Finding a happy medium
Small amounts of physical activity and drinking alcohol are linked to several health issues. However, significant amounts of activity coupled with excessive alcohol consumption is also detrimental to health.
“We need to figure out how to use physical activity effectively and safely without having the adverse effects of drinking more alcohol,” Conroy stated.
Taking it day by day
The study included 150 participants who ranged between ages 18 and 89. The participants recorded their activity levels for 21 days in a row at three different times throughout the year. The researchers asked each participant to report his or her own daily activity using a diary and a smartphone.
This is not the first study to find a positive correlation between physical activity and alcohol consumption. One 2012 study found that heavy drinkers exercise 10 minutes more per week than moderate drinkers.
The strong presence of binge drinking
Binge drinking is a nationwide problem. The U.S. Centers for Disease Control and Prevention stated that 1 in 6 U.S. adults binge drink about four times a month, drinking about eight drinks each time. Binge drinking is a dangerous habit that can lead to substance abuse and addiction.
However, previous studies on activity and alcohol consumption only asked participants to record their activity and drinking levels once in the past 30 days, unlike this study.

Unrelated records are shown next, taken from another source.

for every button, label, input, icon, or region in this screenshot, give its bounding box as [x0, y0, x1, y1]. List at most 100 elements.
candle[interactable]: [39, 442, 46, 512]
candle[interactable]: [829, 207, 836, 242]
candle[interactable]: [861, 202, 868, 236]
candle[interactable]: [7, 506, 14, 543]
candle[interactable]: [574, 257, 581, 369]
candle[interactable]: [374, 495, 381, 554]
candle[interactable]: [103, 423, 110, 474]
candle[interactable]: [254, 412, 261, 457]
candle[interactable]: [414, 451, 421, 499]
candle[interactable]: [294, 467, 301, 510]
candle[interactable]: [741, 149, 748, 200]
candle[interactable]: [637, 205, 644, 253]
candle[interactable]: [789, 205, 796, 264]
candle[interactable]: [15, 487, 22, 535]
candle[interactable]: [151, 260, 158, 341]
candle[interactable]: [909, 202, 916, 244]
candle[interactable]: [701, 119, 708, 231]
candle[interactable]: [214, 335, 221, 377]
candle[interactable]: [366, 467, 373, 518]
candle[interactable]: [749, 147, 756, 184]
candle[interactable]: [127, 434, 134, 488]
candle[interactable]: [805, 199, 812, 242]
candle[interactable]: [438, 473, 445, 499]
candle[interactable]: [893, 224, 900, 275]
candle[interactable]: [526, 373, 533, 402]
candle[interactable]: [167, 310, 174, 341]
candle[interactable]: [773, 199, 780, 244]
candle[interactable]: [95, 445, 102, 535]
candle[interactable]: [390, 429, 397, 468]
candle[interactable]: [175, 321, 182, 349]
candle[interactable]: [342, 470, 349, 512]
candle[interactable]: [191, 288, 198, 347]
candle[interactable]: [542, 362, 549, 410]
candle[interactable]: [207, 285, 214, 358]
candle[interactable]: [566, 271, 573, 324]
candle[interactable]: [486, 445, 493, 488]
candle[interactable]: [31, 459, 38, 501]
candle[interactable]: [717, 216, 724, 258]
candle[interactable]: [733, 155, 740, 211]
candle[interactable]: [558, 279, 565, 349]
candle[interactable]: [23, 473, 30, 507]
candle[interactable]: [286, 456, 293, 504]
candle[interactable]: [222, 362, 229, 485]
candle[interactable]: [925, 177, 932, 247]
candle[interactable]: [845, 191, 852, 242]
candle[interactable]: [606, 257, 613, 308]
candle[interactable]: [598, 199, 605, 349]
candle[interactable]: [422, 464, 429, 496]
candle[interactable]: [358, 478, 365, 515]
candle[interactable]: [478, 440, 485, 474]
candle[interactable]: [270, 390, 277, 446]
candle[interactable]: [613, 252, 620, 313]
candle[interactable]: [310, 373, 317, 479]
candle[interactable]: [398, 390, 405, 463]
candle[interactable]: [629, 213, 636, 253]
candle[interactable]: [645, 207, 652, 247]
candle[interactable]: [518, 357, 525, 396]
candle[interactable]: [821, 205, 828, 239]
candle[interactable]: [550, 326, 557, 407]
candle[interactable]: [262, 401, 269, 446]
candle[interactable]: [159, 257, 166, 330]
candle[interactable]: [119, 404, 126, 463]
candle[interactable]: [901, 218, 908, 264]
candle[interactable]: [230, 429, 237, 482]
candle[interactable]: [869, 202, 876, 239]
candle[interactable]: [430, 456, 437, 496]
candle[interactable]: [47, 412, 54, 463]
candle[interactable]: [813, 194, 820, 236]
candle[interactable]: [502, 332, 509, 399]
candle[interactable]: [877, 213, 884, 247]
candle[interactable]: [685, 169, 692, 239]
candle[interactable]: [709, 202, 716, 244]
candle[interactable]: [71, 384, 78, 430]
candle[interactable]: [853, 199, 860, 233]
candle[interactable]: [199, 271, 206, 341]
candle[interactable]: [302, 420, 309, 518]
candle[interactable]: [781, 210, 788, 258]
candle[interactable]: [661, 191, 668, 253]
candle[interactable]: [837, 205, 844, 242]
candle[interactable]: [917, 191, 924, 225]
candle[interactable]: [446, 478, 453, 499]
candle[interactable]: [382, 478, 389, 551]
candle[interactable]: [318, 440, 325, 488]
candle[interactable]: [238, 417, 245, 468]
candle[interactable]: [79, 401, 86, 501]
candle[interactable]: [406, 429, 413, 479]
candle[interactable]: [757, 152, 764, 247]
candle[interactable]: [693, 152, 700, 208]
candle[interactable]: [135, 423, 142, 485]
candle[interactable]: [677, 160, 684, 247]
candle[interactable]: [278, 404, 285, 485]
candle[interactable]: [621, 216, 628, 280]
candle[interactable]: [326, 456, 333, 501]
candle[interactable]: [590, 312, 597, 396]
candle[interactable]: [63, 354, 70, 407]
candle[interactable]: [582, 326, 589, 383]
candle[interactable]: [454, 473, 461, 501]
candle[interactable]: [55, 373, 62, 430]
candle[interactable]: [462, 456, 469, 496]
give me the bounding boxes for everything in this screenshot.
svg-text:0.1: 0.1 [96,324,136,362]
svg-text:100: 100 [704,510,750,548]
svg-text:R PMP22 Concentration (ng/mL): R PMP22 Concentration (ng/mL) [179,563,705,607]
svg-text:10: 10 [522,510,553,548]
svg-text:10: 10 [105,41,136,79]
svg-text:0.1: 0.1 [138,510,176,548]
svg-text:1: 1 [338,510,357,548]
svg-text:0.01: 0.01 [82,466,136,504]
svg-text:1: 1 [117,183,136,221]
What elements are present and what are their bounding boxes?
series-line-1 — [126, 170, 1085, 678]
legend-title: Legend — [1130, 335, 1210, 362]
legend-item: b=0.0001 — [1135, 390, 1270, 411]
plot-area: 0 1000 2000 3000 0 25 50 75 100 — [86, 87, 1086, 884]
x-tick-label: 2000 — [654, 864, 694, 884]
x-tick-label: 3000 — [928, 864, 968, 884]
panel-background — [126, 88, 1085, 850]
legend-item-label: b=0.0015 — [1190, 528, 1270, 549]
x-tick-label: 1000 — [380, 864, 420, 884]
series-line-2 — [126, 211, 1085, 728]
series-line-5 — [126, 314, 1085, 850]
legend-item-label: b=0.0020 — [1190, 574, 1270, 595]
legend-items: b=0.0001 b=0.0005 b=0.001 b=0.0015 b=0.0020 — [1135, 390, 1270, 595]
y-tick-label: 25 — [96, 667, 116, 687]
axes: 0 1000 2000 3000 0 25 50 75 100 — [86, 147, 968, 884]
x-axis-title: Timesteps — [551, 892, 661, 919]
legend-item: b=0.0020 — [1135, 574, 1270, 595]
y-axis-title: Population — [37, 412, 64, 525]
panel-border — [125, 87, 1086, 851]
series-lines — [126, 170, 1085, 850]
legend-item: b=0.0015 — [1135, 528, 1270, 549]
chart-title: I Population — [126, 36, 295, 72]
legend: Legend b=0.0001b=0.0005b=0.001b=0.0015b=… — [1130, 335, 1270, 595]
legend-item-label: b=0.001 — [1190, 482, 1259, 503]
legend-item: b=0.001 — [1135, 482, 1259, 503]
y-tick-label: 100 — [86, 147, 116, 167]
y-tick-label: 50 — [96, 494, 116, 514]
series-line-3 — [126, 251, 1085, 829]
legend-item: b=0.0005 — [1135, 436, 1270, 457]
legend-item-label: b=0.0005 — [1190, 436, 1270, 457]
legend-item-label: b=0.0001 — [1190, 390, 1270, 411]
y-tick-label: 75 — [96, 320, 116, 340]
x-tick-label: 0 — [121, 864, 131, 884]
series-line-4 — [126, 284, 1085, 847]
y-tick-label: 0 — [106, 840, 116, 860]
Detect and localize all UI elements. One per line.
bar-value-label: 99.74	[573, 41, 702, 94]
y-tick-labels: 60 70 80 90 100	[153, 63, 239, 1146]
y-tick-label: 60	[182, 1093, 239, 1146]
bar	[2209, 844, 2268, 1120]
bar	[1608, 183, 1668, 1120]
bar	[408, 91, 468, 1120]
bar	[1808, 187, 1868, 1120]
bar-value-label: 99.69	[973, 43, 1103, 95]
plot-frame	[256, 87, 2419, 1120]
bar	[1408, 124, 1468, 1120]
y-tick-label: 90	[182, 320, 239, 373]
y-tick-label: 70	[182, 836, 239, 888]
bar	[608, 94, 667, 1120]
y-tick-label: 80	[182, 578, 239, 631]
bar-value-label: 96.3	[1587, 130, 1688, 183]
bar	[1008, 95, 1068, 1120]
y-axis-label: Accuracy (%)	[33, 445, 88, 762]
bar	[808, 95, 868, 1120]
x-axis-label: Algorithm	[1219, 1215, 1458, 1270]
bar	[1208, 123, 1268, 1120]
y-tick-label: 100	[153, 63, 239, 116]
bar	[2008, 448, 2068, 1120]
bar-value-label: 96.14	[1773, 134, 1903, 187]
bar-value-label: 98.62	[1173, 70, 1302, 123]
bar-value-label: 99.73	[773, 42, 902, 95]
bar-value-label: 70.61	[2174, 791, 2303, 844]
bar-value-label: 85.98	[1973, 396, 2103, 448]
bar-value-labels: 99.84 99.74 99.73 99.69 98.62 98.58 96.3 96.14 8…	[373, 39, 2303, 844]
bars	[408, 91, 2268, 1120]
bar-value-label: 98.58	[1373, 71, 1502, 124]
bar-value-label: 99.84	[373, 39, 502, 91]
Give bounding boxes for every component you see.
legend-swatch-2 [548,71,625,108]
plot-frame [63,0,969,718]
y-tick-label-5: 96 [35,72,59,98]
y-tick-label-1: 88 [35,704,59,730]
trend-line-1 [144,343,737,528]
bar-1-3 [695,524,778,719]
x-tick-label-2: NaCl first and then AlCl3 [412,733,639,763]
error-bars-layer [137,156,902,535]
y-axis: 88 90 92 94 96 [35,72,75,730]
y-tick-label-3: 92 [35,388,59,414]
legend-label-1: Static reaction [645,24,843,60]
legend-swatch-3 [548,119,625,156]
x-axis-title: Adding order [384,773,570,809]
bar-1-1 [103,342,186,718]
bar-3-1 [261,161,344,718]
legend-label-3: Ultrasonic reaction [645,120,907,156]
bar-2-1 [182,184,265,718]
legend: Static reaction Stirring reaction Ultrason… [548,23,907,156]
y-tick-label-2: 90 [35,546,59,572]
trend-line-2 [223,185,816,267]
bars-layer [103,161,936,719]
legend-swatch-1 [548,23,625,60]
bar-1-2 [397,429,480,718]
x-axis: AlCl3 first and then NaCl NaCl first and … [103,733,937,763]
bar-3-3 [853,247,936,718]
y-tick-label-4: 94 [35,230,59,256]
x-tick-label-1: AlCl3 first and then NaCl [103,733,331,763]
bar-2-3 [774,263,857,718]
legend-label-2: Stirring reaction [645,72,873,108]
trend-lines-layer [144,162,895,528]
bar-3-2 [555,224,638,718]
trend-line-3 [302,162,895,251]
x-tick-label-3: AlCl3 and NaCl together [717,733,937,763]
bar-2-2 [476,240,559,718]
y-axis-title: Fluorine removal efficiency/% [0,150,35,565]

Conroy noted that his study’s method was better. Self-reporting can sometimes carry biases and memory problems if done the wrong way. Instead of participants potentially forgetting some of the days they were active or drank, they can record it a day at a time, Conroy stated.
These past studies stated that physically active people drank more alcohol, which this study did not find.
Avoiding generalizations and taking a closer look
The researchers stated their day-to-day approach helped them get an up-close look at the behavior of participants. They realized drinking levels do not have to do with whether a person is physically active overall. People drink on the days that they are more active and drink less on the days they are not active. Conroy hopes that he and his colleagues can discover what causes people to drink more on days they exercise.
“Perhaps people reward themselves for working out by having more to drink or maybe being physically active leads them to encountering more social situations where alcohol is consumed – we don’t know,” Conroy said. “Once we understand the connection between the two variables we can design novel interventions that promote physical activity while curbing alcohol use.”